Re: Data Warehouse - extract methods

From: Jusung Yang <JusungYang_at_yahoo.com>
Date: 23 Feb 2003 10:56:20 -0800
Message-ID: <130ba93a.0302231056.2c9a77ce@posting.google.com>

The analysis of your situation is pretty complete and accurate. If you are restricted in so many ways, you will have very few options. Change detection, or "delta" extraction, is indeed the major challenge. If ORACLE CDC is not an option for you now, you may have to design your own CDC - typically with trigger. Data storage is not a concern when you are dealing with incremental extraction. But you will have to see if you can live with the performance impact on the production system.

If you do decide to replicate the source table to either staging area or the warehouse, you can export/import the source tables from production and then use the "on prebuilt table" clause to create your materialized views. From then on you can fast refresh your MVs - provided they are fast refreshable.
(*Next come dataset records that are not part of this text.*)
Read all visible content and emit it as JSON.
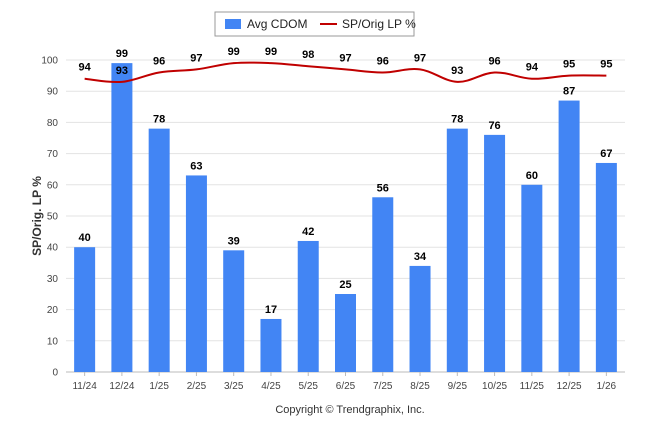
{
  "chart_data": {
    "type": "bar",
    "categories": [
      "11/24",
      "12/24",
      "1/25",
      "2/25",
      "3/25",
      "4/25",
      "5/25",
      "6/25",
      "7/25",
      "8/25",
      "9/25",
      "10/25",
      "11/25",
      "12/25",
      "1/26"
    ],
    "series": [
      {
        "name": "Avg CDOM",
        "type": "bar",
        "color": "#4285f4",
        "values": [
          40,
          99,
          78,
          63,
          39,
          17,
          42,
          25,
          56,
          34,
          78,
          76,
          60,
          87,
          67
        ]
      },
      {
        "name": "SP/Orig LP %",
        "type": "line",
        "color": "#c00000",
        "values": [
          94,
          93,
          96,
          97,
          99,
          99,
          98,
          97,
          96,
          97,
          93,
          96,
          94,
          95,
          95
        ]
      }
    ],
    "ylabel": "SP/Orig. LP %",
    "xlabel": "",
    "ylim": [
      0,
      100
    ],
    "yticks": [
      0,
      10,
      20,
      30,
      40,
      50,
      60,
      70,
      80,
      90,
      100
    ],
    "grid": true,
    "legend_position": "top-center"
  },
  "footer": {
    "copyright": "Copyright © Trendgraphix, Inc."
  }
}
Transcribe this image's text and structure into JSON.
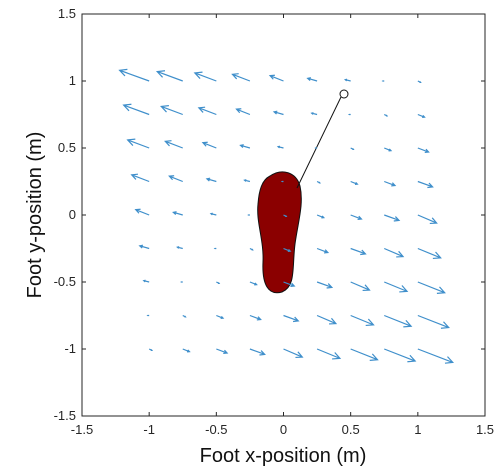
{
  "chart_data": {
    "type": "quiver",
    "xlabel": "Foot x-position (m)",
    "ylabel": "Foot y-position (m)",
    "color": "#3f8fcb",
    "xlim": [
      -1.5,
      1.5
    ],
    "ylim": [
      -1.5,
      1.5
    ],
    "xticks": [
      -1.5,
      -1,
      -0.5,
      0,
      0.5,
      1,
      1.5
    ],
    "yticks": [
      -1.5,
      -1,
      -0.5,
      0,
      0.5,
      1,
      1.5
    ],
    "x": [
      -1,
      -0.75,
      -0.5,
      -0.25,
      0,
      0.25,
      0.5,
      0.75,
      1
    ],
    "y": [
      1,
      0.75,
      0.5,
      0.25,
      0,
      -0.25,
      -0.5,
      -0.75,
      -1
    ],
    "u": [
      [
        -0.22,
        -0.19,
        -0.16,
        -0.13,
        -0.1,
        -0.07,
        -0.04,
        -0.01,
        0.02
      ],
      [
        -0.19,
        -0.16,
        -0.13,
        -0.1,
        -0.07,
        -0.04,
        -0.01,
        0.02,
        0.05
      ],
      [
        -0.16,
        -0.13,
        -0.1,
        -0.07,
        -0.04,
        -0.01,
        0.02,
        0.05,
        0.08
      ],
      [
        -0.13,
        -0.1,
        -0.07,
        -0.04,
        -0.01,
        0.02,
        0.05,
        0.08,
        0.11
      ],
      [
        -0.1,
        -0.07,
        -0.04,
        -0.01,
        0.02,
        0.05,
        0.08,
        0.11,
        0.14
      ],
      [
        -0.07,
        -0.04,
        -0.01,
        0.02,
        0.05,
        0.08,
        0.11,
        0.14,
        0.17
      ],
      [
        -0.04,
        -0.01,
        0.02,
        0.05,
        0.08,
        0.11,
        0.14,
        0.17,
        0.2
      ],
      [
        -0.01,
        0.02,
        0.05,
        0.08,
        0.11,
        0.14,
        0.17,
        0.2,
        0.23
      ],
      [
        0.02,
        0.05,
        0.08,
        0.11,
        0.14,
        0.17,
        0.2,
        0.23,
        0.26
      ]
    ],
    "v": [
      [
        0.08,
        0.07,
        0.06,
        0.05,
        0.04,
        0.02,
        0.01,
        0,
        -0.01
      ],
      [
        0.07,
        0.06,
        0.05,
        0.04,
        0.02,
        0.01,
        0,
        -0.01,
        -0.02
      ],
      [
        0.06,
        0.05,
        0.04,
        0.02,
        0.01,
        0,
        -0.01,
        -0.02,
        -0.03
      ],
      [
        0.05,
        0.04,
        0.02,
        0.01,
        0,
        -0.01,
        -0.02,
        -0.03,
        -0.04
      ],
      [
        0.04,
        0.02,
        0.01,
        0,
        -0.01,
        -0.02,
        -0.03,
        -0.04,
        -0.06
      ],
      [
        0.02,
        0.01,
        0,
        -0.01,
        -0.02,
        -0.03,
        -0.04,
        -0.06,
        -0.07
      ],
      [
        0.01,
        0,
        -0.01,
        -0.02,
        -0.03,
        -0.04,
        -0.06,
        -0.07,
        -0.08
      ],
      [
        0,
        -0.01,
        -0.02,
        -0.03,
        -0.04,
        -0.06,
        -0.07,
        -0.08,
        -0.09
      ],
      [
        -0.01,
        -0.02,
        -0.03,
        -0.04,
        -0.06,
        -0.07,
        -0.08,
        -0.09,
        -0.1
      ]
    ]
  }
}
Of course, as you also noted, the only benefits of doing the above is that the ETL will run in the staging or DW database and the production system will not take a performance hit during ETL. But you are simply shifting the workload from one server to another, and the solution is not scalable - and it won't be until a "delta" extraction stategy has been implemented.

Jusung Yang

"Dave" <dave_at_spam-killer-dghconsulting.co.uk> wrote in message news:<b3ab95$3ie$1_at_sparta.btinternet.com>...
> Hi,
>
> This has probably been covered before, but it is very well hidden! I'm about
> to build a data warehouse, and am discovering that the schema design is the
> easy bit. One of my biggest challenges has been designing the extract
> processes. I'd appreciate it if anyone would be kind enough to share their
> experiences regarding the "E" bit of ETL. Here's my situation:
>
>
> Prerequisites:
>
> 1. All the data sources are production Oracle8i databases. We don't have the
> option of upgrading these in the near future.
> 2. Anything other than the very cheapest commercial ETL tools are out, I'm
> afraid. Data Junction's ETL fitted our budget (the basic version is very
> cheap), but its features weren't adequate for some of our complex
> transformation rules.
> 3. The data warehouse database will be Oracle9i Release 2.
> 4. Some of the source tables are relatively large (60 million rows).
>
>
> My options (as I see them):
>
> 1. Extract to flat files, ship files, then load with SQL*Loader/external
> tables.
>
> Oracle seems to like this method (they mention it in their data warehousing
> docs). Somehow I don't. Change detection would be a major challenge, as we
> don't have timestamps on all the source tables. Even with timestamps, I'd
> still have to detect deletions. Some of the tables on the source database
> are relatively large, and we'd like to minimise performance hit and extract
> window. I would guess we'd have to implement some kind of proprietary change
> detection system, but I'm wary of the maintenance costs involved with
> proprietary code. On the plus side, the extract doesn't rely on the data
> warehouse database being up, and the load doesn't rely on the source
> databases being up.
>
> 2. Change Data Capture (CDC).
>
> Not really an option, as the source databases are on 8i. I just thought I'd
> mention that I'm aware of this technology in 9i. Even if it was an option
> for us, I'd be slightly concerned about the related performance hit on our
> production databases (our source systems), and have not been able to find
> much information about CDC and performance. Presumably CDC would also
> require significant amounts of storage on the source systems.
>
> 3. Read-only snapshots (materialized views).
>
> Implementing snapshots (materialized views) with fast refreshes would reduce
> the hit on our source systems. However, the initial hit would be large
> (requires an initial full refresh). The snapshot logs would require some
> storage on the source systems, but I wouldn't be too concerned about that if
> we implement regular refreshes. I would foresee us replicating the source
> tables to staging area tables on the data warehouse database. My main
> concern about this option is that it merely moves the change detection
> challenge to the data warehouse database. Change detection is clearly a
> major challenge here.
>
> 4. Proprietary solution over Oracle Net.
>
> This option is just too scary to contemplate. The maintenance cost would be
> large, and the change detection logic could place additional load on the
> source systems. I want to avoid over-engineering the solution, and would
> like to use built-in Oracle features wherever possible.
>
>
> Any help at all would be gratefully received.
>
> Dave.
Received on Sun Feb 23 2003 - 12:56:20 CST